Wir halten eine Begriff für ganz entscheidend: Qualität geht vor Schnelligkeit. Und deswegen erwarten wir ein zügiges Arbeiten, aber man muss sich auf die wesentlichen Themen konzentrieren, nicht auf die Nebensächlichkeiten.

 

Michael Stübgen: Ein wesentlicher Bestandteil der Diskussion mit Herrn Draghi war der, dass Herr Draghi sehr ausführlich dargestellt hat - und nach meiner Einschätzung überzeugend für fast alle Teilnehmer dieser Gesprächsrunde - in welcher Situation die EZB sich seit 2010 befindet, nämlich in der Situation, dass sie feststellen musste, dass ihre normalen geldmarktpolitischen Instrumente nicht wirken, schlichtweg nicht wirken. Sie haben die Leitzinsen gesenkt, das ist nicht angekommen in den Krisenländern. Im Gegenteil: Es hat bei weiterem Leitzinssenken sogar zu Erhöhung der Spreads in Krisenländern geführt.

Ich glaube, Herr Draghi hat überzeugend dargelegt, dass die Programme die die EZB aufgelegt hat, einmal dieses Security-Market-Programm und jetzt neu dieses OMT, sich daran orientiert, die Funktionalität der Märkte wieder darzustellen. Und er hat auch deutlich machen können, dass alle diese Maßnahmen, die die EZB zur Zeit tut, nicht zu einer massiven Geldmengenvermehrung führt und damit das Inflationsrisiko auch nicht erhöht.

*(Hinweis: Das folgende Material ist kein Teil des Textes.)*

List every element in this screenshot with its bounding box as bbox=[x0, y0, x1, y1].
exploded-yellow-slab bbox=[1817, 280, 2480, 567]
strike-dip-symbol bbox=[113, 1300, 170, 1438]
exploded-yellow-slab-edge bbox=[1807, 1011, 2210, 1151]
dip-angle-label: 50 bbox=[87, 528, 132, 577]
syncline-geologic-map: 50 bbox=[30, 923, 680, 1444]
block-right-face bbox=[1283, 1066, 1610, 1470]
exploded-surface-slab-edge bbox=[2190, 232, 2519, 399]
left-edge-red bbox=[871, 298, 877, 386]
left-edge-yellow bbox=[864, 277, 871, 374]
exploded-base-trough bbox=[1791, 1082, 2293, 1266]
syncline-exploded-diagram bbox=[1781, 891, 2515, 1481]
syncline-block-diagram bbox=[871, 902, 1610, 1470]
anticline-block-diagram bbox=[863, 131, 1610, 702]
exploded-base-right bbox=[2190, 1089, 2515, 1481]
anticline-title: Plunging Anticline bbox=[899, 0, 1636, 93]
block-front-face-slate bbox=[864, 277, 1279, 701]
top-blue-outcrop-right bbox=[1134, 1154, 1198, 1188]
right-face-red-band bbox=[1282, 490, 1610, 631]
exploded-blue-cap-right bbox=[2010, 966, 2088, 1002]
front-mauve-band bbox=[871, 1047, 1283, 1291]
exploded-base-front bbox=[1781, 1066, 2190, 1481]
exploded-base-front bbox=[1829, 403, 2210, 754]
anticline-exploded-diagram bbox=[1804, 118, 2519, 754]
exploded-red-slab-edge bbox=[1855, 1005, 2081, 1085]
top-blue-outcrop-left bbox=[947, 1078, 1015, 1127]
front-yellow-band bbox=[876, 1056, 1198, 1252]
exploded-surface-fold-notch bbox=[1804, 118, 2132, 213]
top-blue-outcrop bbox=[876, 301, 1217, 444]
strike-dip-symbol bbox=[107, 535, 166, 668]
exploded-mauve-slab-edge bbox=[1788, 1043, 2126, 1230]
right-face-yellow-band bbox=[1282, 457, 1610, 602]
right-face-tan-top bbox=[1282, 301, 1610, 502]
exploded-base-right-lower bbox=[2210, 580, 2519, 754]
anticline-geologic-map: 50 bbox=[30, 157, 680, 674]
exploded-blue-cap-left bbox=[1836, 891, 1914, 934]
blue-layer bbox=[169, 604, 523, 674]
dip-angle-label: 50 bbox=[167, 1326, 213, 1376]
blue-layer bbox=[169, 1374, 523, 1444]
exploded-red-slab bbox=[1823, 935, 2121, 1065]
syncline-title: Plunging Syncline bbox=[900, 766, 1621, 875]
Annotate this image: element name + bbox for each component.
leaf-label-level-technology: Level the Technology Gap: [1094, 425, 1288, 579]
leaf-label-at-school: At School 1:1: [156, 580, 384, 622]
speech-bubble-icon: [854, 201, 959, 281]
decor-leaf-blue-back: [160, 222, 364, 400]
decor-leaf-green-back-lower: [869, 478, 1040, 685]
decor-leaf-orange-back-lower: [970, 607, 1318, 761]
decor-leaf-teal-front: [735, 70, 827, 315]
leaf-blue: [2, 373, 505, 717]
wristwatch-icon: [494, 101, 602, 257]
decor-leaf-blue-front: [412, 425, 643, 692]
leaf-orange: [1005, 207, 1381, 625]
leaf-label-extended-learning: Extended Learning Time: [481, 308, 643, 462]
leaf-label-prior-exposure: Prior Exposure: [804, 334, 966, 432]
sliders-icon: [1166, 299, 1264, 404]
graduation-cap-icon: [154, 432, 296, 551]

Das belegt auch die Tatsache, dass die Inflation in den letzten drei Jahren nicht gefährlich gewachsen ist, dass sie in diesem Jahr bei 2,7 Prozent, also etwas höher als die Zielmarke 2 Prozent der EZB liegt, ist leicht begründbar durch verschiedene Ursachen, insbesondere Steuer und Einnahmenerhöhung der Krisenländer.

Auf eine wesentliche Frage, dass wir es aber trotzdem mit einer massiven Geldmarktpolitik zu tun haben, zum Einen durch die vielen staatlichen Rettungsprogramme, zum Andern aber auch die Programme EZB. Und wie weit denn die Gefahr ist, dass, wenn z. B. auch die Politik der Geschäftsbanken wieder zu mehr Geldfluss führt, dass dann ein plötzlicher Inflationsschub ausbrechen könnte und welche Möglichkeiten die EZB dann hat, hat Herr Draghi sehr deutlich dargestellt, dass mit verschiedensten Möglichkeiten, weil die EZB sehr genau, sehr genau fünf Jahre voraus die Inflationsrisiken einschätzt, die EZB in der Lage sein wird, diese Inflationsrisiken, wenn sie denn ausbrechen sollten, schnell zu bekämpfen. Ich glaube, das war im Wesentlichen auch überzeugend für uns.

 

Bartholomäus Kalb: Ja, wir konnten heute ja noch den festen Eindruck gewinnen von Herrn Präsident Draghi, dass er mit uns einig ist, was die Unabhängigkeit der Europäischen Zentralbank betrifft, auch wenn da oder dort mal die ein oder andere Entscheidung kritisiert wird, ist die Unabhängigkeit der Europäischen Zentralbank für uns ein sehr, sehr hohes Gut, das nicht angetastet werden darf. Deswegen stellt sich natürlich dann auch die Frage, ob es überhaupt so klug ist, dass man für die eine oder andere Maßnahme, die ergriffen werden soll, auch eine Konditionalität einführt, denn eine Zentralbank darf nach unserer Überzeugung in ihrem Handeln auf keinen Fall vorausberechenbar und berechenbar und damit irgendwie von den Märkten schon vorhersehbar handeln müssen.

 

Hans Michelbach: Für uns war sehr wichtig, dass deutlich wurde, dass der Präsident Draghi auch die Staatanleihenkäufe durch die EZB in Verbindung mit dem ESM nicht als alleiniges Handlungsmerkmal sieht, sondern dass er letzten Endes auch nach wie vor den Handlungsdruck auf die Regierungen ansieht, dass die Stabilität, die Konsolidierung natürlich dort in den einzelnen Ländern nach wie vor die erste Priorität hat und dass natürlich jetzt die Beruhigung der Märkte in Verbindung mit der EZB der eine Teil ist, aber dass mittel- und langfristig eine Gesamtlösung nur stattfinden kann, wenn auch die Konsolidierungen und die Aufgabenstellungen in den einzelnen Ländern verantwortungsbewusst wahrgenommen wird.